The Administrative Tax Appeals Council (CARF) ruled in favor of an individual that sold shares of a legal entity held by him through a private equity fund, resulting in the payment of less income tax over capital gain.
The precedent refers to an individual who served as chairman of the board of directors of a legal entity (“Target”), whose shares were sold for another legal entity (“Purchaser”) in 2011, by the amount of BRL 1,000,000,000.
According to the Federal Revenue Service, individual was fined in view of transfer of his shares in the Target for a private equity fund, prior to the sale of the Target’s shares for the Purchaser.

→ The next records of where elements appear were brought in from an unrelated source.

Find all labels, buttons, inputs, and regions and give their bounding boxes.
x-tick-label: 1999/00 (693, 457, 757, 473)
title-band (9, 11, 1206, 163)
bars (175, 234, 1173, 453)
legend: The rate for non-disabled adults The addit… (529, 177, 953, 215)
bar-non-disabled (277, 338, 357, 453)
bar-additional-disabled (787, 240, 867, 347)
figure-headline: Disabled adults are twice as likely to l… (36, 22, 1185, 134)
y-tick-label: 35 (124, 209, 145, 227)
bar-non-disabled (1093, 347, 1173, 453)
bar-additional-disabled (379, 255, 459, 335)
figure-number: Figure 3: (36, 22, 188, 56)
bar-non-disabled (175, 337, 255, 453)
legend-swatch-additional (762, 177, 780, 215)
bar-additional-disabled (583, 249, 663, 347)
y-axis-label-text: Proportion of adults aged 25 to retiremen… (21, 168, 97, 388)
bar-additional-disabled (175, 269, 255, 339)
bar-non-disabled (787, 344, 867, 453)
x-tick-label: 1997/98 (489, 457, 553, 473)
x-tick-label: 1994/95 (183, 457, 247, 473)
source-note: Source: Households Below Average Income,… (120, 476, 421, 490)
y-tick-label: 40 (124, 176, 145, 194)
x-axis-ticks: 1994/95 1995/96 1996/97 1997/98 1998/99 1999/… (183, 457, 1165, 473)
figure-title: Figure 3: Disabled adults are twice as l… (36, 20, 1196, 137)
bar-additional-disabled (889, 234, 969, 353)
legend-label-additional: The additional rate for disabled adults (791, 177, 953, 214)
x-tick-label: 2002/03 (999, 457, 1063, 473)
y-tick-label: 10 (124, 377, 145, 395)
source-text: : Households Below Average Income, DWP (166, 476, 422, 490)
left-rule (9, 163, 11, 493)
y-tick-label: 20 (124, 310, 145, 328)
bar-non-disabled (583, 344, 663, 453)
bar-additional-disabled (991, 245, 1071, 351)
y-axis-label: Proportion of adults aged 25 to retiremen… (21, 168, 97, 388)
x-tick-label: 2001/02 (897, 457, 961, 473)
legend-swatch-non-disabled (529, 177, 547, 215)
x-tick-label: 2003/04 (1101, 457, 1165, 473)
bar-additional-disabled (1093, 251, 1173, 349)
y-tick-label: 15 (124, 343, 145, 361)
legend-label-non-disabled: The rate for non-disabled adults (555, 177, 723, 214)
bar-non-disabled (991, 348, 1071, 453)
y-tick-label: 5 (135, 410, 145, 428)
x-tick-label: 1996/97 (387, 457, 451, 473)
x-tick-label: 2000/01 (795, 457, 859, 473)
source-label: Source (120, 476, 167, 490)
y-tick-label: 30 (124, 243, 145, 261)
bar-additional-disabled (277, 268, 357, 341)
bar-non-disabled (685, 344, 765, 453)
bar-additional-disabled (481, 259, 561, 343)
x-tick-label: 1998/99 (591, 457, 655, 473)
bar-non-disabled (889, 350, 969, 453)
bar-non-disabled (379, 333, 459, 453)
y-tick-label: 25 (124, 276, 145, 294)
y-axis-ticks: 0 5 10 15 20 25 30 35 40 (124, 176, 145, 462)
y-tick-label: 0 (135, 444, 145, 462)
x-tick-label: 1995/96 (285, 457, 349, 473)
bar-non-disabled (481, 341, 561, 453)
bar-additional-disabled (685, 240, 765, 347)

From such transaction, the private equity fund (jointly with Target’s other shareholders) has taken the management control of the Target and decided to sell its shares in the Target for the Purchaser. If individual’s shares have been sold directly, income tax over capital gain will be levied on the percentage between 15% and 22,5% at the time of the closing of the transaction. Since individual’s shares has been transferred to the private equity fund prior to the closing of the transaction, the income tax over capital gain will be levied on the percentage of 15% at the time of the redemption of quotas of the private equity fund.
At the time of the judgement, the Panel held, by unanimous decision, that transfer of individual’s shares in the Target for the private equity fund prior to the closing of the transaction was performed in view of a specific negotiation purpose. Hence, the Panel has cancelled the collection of income tax over capital gain imposed on the individual by the Federal Revenue Service.